# any mechanic recommendations for eastern connecticut



## jeteye97 (Jun 29, 2007)

I have a 2001 Passat 2.8 V6 and my timing belt needs replacement. I popped the cover off the passenger side of the belt and its flapping pretty hard. Hasnt broke yet though. Im in Uncasville, CT for my daughters wedding and I need a recommendation where to have it towed. :banghead:
Anybody have an informed opinion on Budzeck's auto or M Haines LTD?


----------



## jeteye97 (Jun 29, 2007)

*Well its apart.*

Had it towed to M Haines LTD. Idler roller seized, overheating, stretching and shredding the belt.

Mike has been a mensch on the phone and actually had a good recommendation for another shop in the area. 
The tow truck driver gave Mike a good endorsement as well, for what that's worth.
I'll let you all know how it ends. opcorn:

Long story, but I'd bet that roller was factory original. 
I took it to a dealer back home in MN for the last timing belt change, a cam seal, spark plugs and coolant level sensor. 
They tried to ding me $4200. 
After some discussion, pointing out that they were charging me 3x for the labor to access the engine, this dealer reduced the estimate to $2700. 
A year and a half later, I found out that they never changed the spark plugs. 
I changed them at 60K, one of my Bosch ones broke, so I reused an original NGK. 
Got distracted and didn't get back to it. 
At 150K, I decided to replace them again when my fuel economy started going south. 
I found my 5 Bosch and one NGK from the 60K change were still in there. 

I found out yesterday that they did not use a genuine VW replacement belt. 
Therefore, I'd be willing to bet those rollers, tensioner, thermostat and water pump didn't get changed either. 
So I had paid $2700 for a belt, coolant level sensor and oil change.

If that IS the case, I have to hand it to VW engineering to have gotten me this far! :beer: 

But, I should have looked deeper, when I found the plugs hadn't been changed. 
And I knew it was getting near the limit of expected change. 
I just wanted to defer the expense until after Meg's wedding.

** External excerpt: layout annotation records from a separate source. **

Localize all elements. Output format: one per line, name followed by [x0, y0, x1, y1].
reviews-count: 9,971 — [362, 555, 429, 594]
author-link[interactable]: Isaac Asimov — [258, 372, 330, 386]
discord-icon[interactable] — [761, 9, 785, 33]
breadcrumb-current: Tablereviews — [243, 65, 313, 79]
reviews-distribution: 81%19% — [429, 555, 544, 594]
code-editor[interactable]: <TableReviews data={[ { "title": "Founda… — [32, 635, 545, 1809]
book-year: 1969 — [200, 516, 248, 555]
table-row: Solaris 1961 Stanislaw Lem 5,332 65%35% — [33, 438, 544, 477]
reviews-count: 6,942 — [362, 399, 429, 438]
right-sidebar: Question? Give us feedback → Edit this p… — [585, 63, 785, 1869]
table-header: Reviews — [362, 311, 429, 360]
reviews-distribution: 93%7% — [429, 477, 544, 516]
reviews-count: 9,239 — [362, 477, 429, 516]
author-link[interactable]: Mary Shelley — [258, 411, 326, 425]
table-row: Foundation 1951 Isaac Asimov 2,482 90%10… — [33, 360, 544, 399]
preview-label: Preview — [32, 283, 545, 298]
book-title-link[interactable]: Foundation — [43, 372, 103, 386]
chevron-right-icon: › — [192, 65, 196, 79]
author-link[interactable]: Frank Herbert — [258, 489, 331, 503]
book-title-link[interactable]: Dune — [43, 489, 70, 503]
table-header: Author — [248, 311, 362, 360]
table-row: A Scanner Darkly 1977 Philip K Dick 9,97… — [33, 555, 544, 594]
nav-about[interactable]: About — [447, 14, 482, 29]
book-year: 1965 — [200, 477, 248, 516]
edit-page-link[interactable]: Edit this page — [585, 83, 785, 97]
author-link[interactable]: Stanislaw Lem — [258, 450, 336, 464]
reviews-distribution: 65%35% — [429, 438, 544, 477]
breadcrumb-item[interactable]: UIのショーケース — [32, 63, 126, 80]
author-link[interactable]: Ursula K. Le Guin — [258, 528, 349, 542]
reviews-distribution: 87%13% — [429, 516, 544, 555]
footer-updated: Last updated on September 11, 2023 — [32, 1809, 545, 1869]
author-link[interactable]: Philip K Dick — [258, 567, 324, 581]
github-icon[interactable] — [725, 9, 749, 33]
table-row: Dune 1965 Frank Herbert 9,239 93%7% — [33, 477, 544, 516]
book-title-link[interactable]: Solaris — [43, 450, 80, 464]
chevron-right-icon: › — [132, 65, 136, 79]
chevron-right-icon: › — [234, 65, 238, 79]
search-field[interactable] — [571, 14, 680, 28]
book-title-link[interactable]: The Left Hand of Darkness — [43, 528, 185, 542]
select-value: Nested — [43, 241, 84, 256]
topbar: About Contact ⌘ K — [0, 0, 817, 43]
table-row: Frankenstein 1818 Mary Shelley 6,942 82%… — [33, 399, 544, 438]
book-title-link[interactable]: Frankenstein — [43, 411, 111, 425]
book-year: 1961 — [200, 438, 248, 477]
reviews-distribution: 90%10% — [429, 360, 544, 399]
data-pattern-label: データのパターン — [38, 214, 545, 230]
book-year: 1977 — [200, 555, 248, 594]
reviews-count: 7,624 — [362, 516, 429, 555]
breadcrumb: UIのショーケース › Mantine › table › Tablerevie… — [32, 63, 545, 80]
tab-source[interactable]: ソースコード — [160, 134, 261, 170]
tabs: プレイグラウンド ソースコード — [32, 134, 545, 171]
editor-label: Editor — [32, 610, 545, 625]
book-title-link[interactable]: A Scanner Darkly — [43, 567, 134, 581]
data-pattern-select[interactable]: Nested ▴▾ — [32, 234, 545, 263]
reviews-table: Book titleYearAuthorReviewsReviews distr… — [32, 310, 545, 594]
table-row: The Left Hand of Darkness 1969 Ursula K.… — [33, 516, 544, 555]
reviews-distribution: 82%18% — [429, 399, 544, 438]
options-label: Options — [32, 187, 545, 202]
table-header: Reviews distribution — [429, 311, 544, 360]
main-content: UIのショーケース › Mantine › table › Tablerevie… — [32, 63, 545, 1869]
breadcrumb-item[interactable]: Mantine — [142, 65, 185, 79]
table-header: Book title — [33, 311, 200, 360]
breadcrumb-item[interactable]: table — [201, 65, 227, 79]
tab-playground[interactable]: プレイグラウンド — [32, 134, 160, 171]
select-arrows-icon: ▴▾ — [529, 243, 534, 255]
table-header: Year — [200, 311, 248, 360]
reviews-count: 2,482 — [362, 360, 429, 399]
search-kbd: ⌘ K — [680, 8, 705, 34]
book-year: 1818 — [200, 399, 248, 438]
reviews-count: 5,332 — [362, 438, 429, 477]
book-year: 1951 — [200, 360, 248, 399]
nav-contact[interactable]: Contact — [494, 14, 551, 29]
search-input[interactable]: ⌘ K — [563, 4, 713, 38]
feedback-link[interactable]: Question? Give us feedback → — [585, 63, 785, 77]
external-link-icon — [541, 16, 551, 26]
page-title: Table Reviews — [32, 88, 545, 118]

So some of this is on me.
However, if I had to be stuck somewhere waiting for my car to get fixed, there are worse places to be than the Hyatt Place in Uncasville.


----------



## rayj (Jun 10, 2009)

I had a similar circumstance with my used wagon. When i bought it the records showed new cam seals and vcg at 108K. A week after i bought ot at 120K, i smelled burnt oil. When i had my mechanic change the same seals and vcg, he found the parts to be original.


----------



## jeteye97 (Jun 29, 2007)

Got the car back today, Mike was great!
Showed me the parts, and yes they were original to the assy line except the belt, which was Dayco.
Roller seized and tensioner failed! Lucky, Lucky, Lucky to have run this long!

If anybody in CT/RI needs VW Audi work, I will highly endorse M Haines LTD, 333 Rt 184, North Stonington, CT. 
Very timely, very competent, honest to a fault! He adjusted my bill down due to an error on his estimate. I would have never known, cause we set everything up over the phone from my hotel. 
So, he could have dinged me for an extra $80, but he didn't. And he heli-coiled 3 busted bolts that the dealer pooched when they ripped it open the last time anything was done up there. Very happy now!


----------